There. I said it. By any reasonable reading of the municipal code, Lyft, Sidecar, and uberX drivers are operating illegally in the City of Seattle. They are are unlawful. They are illegal. They are against the law. And this basic statement of fact is absolutely crucial to understanding that, rather than crushing innovation in the service of protecting the status quo, what the city council is really in the process of doing is legalizing an industry that has thus far operated in brazen violation of the law.
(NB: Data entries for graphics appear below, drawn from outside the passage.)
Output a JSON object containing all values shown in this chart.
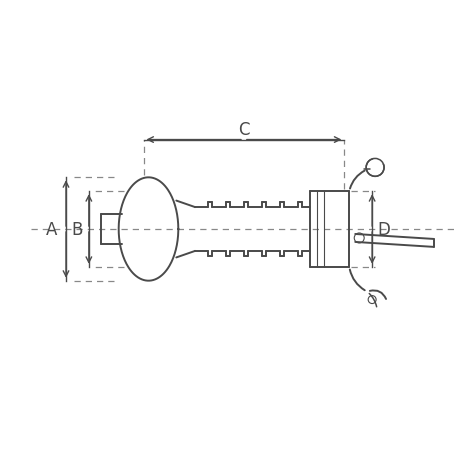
{
  "bg_color": "#ffffff",
  "line_color": "#4a4a4a",
  "dim_color": "#4a4a4a",
  "dashed_color": "#888888",
  "figsize": [
    4.6,
    4.6
  ],
  "dpi": 100,
  "label_A": "A",
  "label_B": "B",
  "label_C": "C",
  "label_D": "D",
  "font_size": 12
}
Whooh. I can’t tell you what a relief it is to get that off my chest.*
There is likely no issue on which I more broadly pissed off Stranger readers, than my coverage of the proposed taxi and “ride-share” regulations. Capitol Hill hipsters apparently love booking rides on their smartphones almost as much as they love to hate on traditional taxis, and so the coverage they wanted and expected was one that would unflinchingly embrace this disruptive new technology, while telling the decrepit old regulated taxi industry to go fuck itself. And I totally agree, based on my own anecdotal experience, that these new “transportation network companies” or “TNCs” (as they are referred to in the proposed ordinance) generally provide a far superior user experience than Yellow Cab and its cohorts.
But having plunged into this issue with no predispositions, and having ultimately wrapped my mind around an exceedingly complex policy debate, that is not the coverage I could provide. More nuanced critics accused me of being “anti-urbanist;” the less nuanced attempted to dismiss me as being in the pocket of the taxi industry (as if there’s any money in that). But the truth is that the taxi industry provides essential transportation services to a customer base that the TNCs cannot or will not serve. And the truth is—and this at the heart of the issue the council is addressing—the TNCs are operating illegally.
“No matter how sexy these services are,” council member Bruce Harrell proclaimed before voting to cap the number of TNC drivers, “they are unlawful in the City of Seattle.” And Harrell, an attorney, did not choose his words carelessly. It is a criminal offense in the City of Seattle to pick up paying passengers without a for-hire license, punishable by up to 90 days in jail and a $1,000 fine. The Seattle City Attorney’s Office determined last year that TNCs “are subject to for-hire vehicle licensing and regulation requirements.” While the city has yet to enforce these regulations on TNC drivers, it might not take more than a handful of prosecutions to chill the industry.
So whatever limitations the council might impose on the TNCs in the ordinance it is expected to pass next week, above all what the council is doing is legalizing an industry that has heretofore operated without licensing, without inspection, without training, without guarantees of adequate insurance, and in blatant violation of the rule of law. So it’s not like the TNCs aren’t getting anything in return.
The TNCs angrily denounce proposed caps, accusing the council of limiting competition in order to protect the taxi industry. And they are right. That has always been part of the challenge facing the council: how to legitimize the popular TNC services without undermining the still indispensable taxi industry. Not everybody has a smartphone and a credit card. A recent study found that taxis, which accept cash and scrip, serve a disproportionately older and poorer customer base, as well as our crucial tourism industry. Taxis operate accessible vehicles, and provide discounted fares through Hopelink and other social service contracts. They also provide a livelihood to their traditionally immigrant drivers and owners.
However superior uberX might be at getting you home after a heavy night of drinking, it is in the public interest to maintain a healthy taxi industry as well.
How do we sustain the taxi industry in the face of all this new competition? Seattle disastrously experimented with taxi deregulation in the 1980s, removing all caps and price controls only to see prices rise, service deteriorate, and incomes fall in the face of a Malthusian collapse—so there is understandably little support on the council to repeat that experiment in the interest of accommodating the TNCs. And “if we are regulating one half of the market,” argues council member Nick Licata, “we can’t ignore the open-source half” without creating an unlevel playing field.
That is the delicate balance the council is attempting to strike: a regulatory structure that allows the TNCs to legally enter the market while giving the taxi industry the breathing space necessary to adapt to a new reality. Apps like TaxiMagic and particularly Flywheel are already close to providing the same slick user experience TNC customers have come to expect; Yellow Cab, by far the city’s largest taxi association, is in the process of upgrading its dispatch system with plans to release its own competitive app later this year. There’s no question that the innovative TNCs are forcing the the taxi industry to improve its service. There’s also no question that the council will need to revisit taxi and TNC regulations in the years to come.
Maybe the proposed TNC cap is too low. Maybe it is too high. Maybe, ultimately, caps will prove unnecessary at all. But the goal is to transition into a market where both the TNCs and the taxis can peacefully and profitably coexist. And the first step is legalizing the TNCs currently unlawful operations.